Outra ameaça do mecanismo se refere às comunidades e as áreas e florestas das quais dependem. No caso do projeto da Rio Tinto em Madagascar, as comunidades que vivem na área de ‘compensação’ foram submetidas a severas restrições. Foram apontados como ameaça para a conservação da biodiversidade naquele lugar, apesar de que vivem lá há gerações, protegendo a floresta. Quando, no caso de Moçambique, o Banco Mundial afirma que os recursos das empresas destruidoras poderiam ser utilizados também para aumentar as áreas protegidas, isso significa que comunidades que vivem nessas áreas correm sérios riscos de expulsão. Criaria mais situações de conflitos e de injustiça ambiental no país e uma usurpação de terras em dobro nas áreas de destruição e de ‘compensação’.
É importante ressaltar que as grandes corporações apoiam a criação de mecanismos como a ‘compensação’ de biodiversidade, porque representam um caminho através do qual eles podem continuar destruindo e lucrando por mais tempo. Apesar de promessas nos documentos do Banco Mundial de que este mecanismo, através do BIOFUND, poderia beneficiar as comunidades, a tendência é de que elas serão muito mais prejudicadas perdendo terras e florestas das quais dependem. Certamente, combater o desmatamento e conservar a biodiversidade é algo necessário e urgente. Mas não em base da continuação da destruição como ‘oportunidade’ para poder fazer a conservação. Trata-se muito mais de oportunismo, de perpetuar as profundas injustiças sociais e ambientais de um modelo econômico devastador que se aprofunda cada vez mais no país.

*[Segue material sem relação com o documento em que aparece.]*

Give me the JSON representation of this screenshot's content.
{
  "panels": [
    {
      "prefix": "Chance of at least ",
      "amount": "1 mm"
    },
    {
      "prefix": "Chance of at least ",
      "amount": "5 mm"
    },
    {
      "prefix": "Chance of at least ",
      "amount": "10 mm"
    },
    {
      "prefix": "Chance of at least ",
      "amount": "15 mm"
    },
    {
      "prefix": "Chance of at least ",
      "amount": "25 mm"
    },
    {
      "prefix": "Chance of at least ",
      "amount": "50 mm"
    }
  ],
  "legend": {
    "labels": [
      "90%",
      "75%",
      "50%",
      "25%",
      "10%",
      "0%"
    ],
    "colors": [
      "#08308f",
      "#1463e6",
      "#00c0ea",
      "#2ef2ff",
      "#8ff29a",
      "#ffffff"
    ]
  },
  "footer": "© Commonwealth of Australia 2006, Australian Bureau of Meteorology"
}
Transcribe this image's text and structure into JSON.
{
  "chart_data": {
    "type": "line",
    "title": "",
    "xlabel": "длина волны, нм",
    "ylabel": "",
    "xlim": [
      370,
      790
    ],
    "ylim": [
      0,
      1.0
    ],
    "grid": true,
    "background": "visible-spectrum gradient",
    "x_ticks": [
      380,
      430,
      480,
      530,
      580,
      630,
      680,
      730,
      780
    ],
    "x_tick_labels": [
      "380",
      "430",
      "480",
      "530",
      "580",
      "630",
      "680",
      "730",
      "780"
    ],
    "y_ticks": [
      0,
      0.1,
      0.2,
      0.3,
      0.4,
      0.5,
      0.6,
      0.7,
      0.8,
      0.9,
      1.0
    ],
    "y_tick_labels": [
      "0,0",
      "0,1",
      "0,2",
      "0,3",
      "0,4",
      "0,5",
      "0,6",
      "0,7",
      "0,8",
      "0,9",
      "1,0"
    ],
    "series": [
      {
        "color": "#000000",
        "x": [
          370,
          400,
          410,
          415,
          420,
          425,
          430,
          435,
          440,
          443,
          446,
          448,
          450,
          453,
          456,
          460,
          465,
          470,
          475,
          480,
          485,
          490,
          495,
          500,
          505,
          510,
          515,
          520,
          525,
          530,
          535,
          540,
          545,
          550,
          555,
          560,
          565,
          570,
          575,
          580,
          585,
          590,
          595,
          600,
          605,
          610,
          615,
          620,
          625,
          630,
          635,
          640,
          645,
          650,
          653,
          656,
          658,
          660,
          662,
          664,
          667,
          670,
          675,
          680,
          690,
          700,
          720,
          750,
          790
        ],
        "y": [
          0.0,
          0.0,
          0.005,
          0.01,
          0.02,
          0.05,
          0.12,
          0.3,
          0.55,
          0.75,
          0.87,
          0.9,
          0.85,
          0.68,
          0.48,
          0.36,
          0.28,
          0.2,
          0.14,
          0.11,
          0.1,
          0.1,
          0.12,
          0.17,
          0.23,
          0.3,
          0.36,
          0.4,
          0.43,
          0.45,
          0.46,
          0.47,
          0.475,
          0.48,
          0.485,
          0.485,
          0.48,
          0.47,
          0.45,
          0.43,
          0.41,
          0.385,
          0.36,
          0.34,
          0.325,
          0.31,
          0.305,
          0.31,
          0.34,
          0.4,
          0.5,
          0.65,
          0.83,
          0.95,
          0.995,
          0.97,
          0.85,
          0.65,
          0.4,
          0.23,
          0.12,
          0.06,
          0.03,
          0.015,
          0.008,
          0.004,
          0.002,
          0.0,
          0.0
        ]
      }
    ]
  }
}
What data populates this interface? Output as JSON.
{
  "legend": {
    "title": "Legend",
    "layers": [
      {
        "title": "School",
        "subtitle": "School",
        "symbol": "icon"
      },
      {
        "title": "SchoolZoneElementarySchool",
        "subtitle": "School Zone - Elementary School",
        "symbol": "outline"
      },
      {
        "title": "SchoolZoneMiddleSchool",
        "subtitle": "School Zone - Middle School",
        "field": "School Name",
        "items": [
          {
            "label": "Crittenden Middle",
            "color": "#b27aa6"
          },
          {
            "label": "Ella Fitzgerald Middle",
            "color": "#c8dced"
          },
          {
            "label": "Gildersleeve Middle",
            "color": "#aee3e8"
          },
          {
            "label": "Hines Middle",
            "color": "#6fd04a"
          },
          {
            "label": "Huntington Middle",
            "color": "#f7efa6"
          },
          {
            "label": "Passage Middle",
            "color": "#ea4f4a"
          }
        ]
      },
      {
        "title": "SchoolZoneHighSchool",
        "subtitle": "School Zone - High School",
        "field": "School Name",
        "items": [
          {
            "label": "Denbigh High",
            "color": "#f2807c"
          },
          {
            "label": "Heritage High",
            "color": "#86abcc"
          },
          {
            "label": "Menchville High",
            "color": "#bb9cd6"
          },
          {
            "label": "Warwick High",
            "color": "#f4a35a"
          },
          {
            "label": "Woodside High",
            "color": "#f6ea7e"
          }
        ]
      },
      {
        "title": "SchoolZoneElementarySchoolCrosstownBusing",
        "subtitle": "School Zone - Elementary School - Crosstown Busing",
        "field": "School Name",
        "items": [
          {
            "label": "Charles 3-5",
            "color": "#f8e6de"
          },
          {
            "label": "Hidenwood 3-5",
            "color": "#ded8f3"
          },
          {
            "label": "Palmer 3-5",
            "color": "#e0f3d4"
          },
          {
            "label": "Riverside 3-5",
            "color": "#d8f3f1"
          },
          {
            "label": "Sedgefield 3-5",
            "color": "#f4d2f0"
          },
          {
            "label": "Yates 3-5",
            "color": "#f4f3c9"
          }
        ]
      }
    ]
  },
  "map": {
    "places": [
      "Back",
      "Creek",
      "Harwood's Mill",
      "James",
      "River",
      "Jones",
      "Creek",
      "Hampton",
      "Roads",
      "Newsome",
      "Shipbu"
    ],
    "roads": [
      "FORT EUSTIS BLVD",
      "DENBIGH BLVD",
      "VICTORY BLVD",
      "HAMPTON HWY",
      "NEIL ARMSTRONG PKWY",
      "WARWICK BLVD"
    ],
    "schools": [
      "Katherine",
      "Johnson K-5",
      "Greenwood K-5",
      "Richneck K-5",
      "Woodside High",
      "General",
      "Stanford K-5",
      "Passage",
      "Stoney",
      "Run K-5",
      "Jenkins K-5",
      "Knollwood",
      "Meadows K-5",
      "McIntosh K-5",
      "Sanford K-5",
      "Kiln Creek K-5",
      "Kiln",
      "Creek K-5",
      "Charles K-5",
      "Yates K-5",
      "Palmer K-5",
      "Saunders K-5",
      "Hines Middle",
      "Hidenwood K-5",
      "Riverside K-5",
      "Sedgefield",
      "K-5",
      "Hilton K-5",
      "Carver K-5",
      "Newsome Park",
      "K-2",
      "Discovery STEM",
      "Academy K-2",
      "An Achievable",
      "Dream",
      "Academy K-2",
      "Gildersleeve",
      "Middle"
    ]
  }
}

ADECRU (Acção Académica para o desenvolvimento das comunidades rurais, Moçambique), JÁ! (Justiça Ambiental, Moçambique) e WRM
(1) Indústrias podem comprar certificados de poluição – os chamados créditos de carbono – que lhes dão esse direito de poluir. Através do mecanismo REDD elas fazem pagamentos para um país com florestas tropicais para que este conserve uma floresta que estaria ameaçada, ou faça uma plantação de eucaliptos que absorve, e portanto armazena carbono da atmosfera; com isso, “compensaria” pela continuada poluição industrial. Mas trata-se de uma falsa solução porque as florestas ou plantações são estoques temporários de carbono da atmosfera, enquanto as indústrias que compram o direito de poluir continuam jogando mais dióxido de carbono na atmosfera. Com isso e com tempo, o REDD agrava o aquecimento global. Além disso, os projetos REDD e de plantações de árvores como eucalipto ou pinheiro causam muitos outros problemas para as comunidades locais que perdem acesso às terras férteis e às florestas. E mais, elas geralmente são apontadas como os principais responsáveis pelo desmatamento e degradação ambiental.
(2) Agenda Florestal 2035 e Programa Nacional de Florestas. Mitader, Fevereiro 2019, Documento para divulgação e consulta pública.
(3) The World Bank, Mozambique and Democratic Republic of Congo sign landmark deals with World Bank to cut carbon emissions and reduce deforestation, February 2019.
(4) WRM Boletim 223, A compensação de biodiversidade da Rio Tinto em Madagascar: Como a cultura e a religião são usadas para impor restrições, 2016
(5) BioFund, http://www.biofund.org.mz/
(6) WRM Boletim 213, Banco Mundial abre caminho para uma estratégia nacional de compensação de biodiversidade na Libéria, 2015.